Het Da Vinci College was in 2008 één van de dertien pioniers die als vakcollege van start gingen. Het idee achter die vakcolleges was om vmbo'ers vanaf het eerste jaar veel meer praktijklessen aan te bieden, om zo een nieuwe generatie vakmensen op te leiden. En omdat werd ingezet op techniek, en in die sector de vraag naar goed personeel groot is, bieden de vakcolleges naast een gedegen opleiding ook een heel goede kans op een baan.
Het concept is een groot succes. Inmiddels zijn er 55 vakcolleges techniek, met in totaal bijna 9000 leerlingen. In 2010 werd ook een richting gestart die opleidt voor werk in de zorg (de afdeling mens & dienstverlenen). Die richting wordt nu op 39 vakcolleges (aan 6500 leerlingen) gegeven.
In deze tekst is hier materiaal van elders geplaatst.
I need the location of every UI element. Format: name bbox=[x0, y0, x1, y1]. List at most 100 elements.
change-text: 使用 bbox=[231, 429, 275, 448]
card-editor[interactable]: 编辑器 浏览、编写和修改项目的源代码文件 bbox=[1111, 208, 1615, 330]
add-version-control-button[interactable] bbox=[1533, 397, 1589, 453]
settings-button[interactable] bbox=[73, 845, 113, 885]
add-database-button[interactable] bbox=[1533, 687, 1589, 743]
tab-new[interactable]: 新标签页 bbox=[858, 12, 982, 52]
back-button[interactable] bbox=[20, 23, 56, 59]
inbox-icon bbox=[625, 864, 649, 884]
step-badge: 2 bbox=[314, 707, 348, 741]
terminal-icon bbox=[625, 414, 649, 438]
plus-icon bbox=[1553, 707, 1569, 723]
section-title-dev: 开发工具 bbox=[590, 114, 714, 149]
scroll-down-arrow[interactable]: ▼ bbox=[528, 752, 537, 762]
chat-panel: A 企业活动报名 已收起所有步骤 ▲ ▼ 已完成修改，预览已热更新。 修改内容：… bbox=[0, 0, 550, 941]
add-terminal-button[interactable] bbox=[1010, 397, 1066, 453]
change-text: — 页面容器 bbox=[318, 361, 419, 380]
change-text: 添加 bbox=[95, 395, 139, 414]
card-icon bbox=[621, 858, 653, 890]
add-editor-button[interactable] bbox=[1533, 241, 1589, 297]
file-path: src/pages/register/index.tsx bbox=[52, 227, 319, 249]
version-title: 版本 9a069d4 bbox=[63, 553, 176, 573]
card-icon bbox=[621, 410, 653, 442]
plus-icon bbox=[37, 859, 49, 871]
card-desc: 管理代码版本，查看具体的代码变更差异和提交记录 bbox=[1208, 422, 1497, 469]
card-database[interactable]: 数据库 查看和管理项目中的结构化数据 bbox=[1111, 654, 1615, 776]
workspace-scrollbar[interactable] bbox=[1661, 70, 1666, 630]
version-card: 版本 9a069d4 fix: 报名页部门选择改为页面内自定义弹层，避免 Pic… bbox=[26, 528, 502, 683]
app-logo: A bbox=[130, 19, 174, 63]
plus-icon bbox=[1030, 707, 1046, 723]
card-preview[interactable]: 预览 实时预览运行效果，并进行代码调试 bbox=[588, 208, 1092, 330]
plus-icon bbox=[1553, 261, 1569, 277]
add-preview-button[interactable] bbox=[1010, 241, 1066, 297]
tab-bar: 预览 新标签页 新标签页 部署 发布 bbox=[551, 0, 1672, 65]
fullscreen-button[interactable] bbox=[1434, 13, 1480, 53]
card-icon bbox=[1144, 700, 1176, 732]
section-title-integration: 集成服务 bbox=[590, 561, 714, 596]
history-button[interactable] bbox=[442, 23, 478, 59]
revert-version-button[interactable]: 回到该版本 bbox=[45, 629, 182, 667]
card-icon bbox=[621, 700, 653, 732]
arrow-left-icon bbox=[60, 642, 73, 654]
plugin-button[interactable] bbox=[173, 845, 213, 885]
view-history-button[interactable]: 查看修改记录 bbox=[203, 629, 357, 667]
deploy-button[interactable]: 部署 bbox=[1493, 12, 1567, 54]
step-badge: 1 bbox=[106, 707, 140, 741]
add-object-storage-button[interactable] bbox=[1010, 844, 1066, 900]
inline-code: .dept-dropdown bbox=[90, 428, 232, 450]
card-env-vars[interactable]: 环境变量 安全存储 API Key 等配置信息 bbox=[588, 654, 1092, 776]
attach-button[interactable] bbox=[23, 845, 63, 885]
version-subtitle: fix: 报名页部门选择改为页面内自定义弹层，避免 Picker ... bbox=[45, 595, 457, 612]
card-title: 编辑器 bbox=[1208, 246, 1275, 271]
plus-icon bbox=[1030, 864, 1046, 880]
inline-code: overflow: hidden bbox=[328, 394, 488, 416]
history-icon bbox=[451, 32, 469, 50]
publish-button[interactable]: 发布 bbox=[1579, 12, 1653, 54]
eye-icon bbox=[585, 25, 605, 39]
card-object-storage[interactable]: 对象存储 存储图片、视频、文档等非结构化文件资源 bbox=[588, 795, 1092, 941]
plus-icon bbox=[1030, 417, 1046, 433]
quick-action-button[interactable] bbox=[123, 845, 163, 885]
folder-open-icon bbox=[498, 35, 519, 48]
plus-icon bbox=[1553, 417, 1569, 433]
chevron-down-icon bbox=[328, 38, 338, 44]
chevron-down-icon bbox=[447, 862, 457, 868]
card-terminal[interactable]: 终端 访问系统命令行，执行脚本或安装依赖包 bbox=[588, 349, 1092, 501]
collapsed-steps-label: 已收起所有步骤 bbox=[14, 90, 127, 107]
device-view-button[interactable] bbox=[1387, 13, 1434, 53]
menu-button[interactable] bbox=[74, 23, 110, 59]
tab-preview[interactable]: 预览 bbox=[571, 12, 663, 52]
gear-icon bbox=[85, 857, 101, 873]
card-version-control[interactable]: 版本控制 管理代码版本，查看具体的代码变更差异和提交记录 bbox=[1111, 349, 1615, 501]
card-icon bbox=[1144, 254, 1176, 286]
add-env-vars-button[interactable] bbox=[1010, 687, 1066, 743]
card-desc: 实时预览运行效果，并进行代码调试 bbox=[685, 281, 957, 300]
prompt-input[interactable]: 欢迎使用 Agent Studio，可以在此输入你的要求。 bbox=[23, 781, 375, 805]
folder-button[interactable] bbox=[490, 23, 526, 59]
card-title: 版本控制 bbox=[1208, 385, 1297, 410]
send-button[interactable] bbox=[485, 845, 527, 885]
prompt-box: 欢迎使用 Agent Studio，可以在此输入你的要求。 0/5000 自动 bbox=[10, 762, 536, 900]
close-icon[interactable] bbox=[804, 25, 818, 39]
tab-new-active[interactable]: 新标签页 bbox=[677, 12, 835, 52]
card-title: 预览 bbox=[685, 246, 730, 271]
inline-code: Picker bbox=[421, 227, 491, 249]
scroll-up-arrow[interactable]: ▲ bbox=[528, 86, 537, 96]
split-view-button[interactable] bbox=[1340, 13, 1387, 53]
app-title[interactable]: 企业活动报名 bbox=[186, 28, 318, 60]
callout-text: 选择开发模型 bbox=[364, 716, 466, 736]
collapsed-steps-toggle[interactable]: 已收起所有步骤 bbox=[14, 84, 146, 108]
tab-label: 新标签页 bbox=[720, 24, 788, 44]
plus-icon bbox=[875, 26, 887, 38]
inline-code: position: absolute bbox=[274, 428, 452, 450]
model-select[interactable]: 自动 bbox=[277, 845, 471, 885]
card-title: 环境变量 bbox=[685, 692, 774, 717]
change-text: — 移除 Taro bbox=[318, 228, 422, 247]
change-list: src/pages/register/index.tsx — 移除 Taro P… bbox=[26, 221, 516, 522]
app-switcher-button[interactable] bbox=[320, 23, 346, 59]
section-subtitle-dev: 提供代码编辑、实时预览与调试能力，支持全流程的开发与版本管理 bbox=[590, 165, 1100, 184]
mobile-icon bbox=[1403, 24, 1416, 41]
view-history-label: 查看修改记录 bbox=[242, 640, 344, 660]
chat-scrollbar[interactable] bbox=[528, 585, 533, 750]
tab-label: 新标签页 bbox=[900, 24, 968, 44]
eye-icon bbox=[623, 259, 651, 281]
De Onderwijsraad vindt vakcolleges een positieve ontwikkeling die steun verdient, onderwijsminister Bussemaker is ook lovend. "Een ding is me duidelijk: een grote groep kinderen die wordt aangesproken op wat ze wél kunnen, komt hier tot bloei", zei ze op bezoek bij een school in Amersfoort.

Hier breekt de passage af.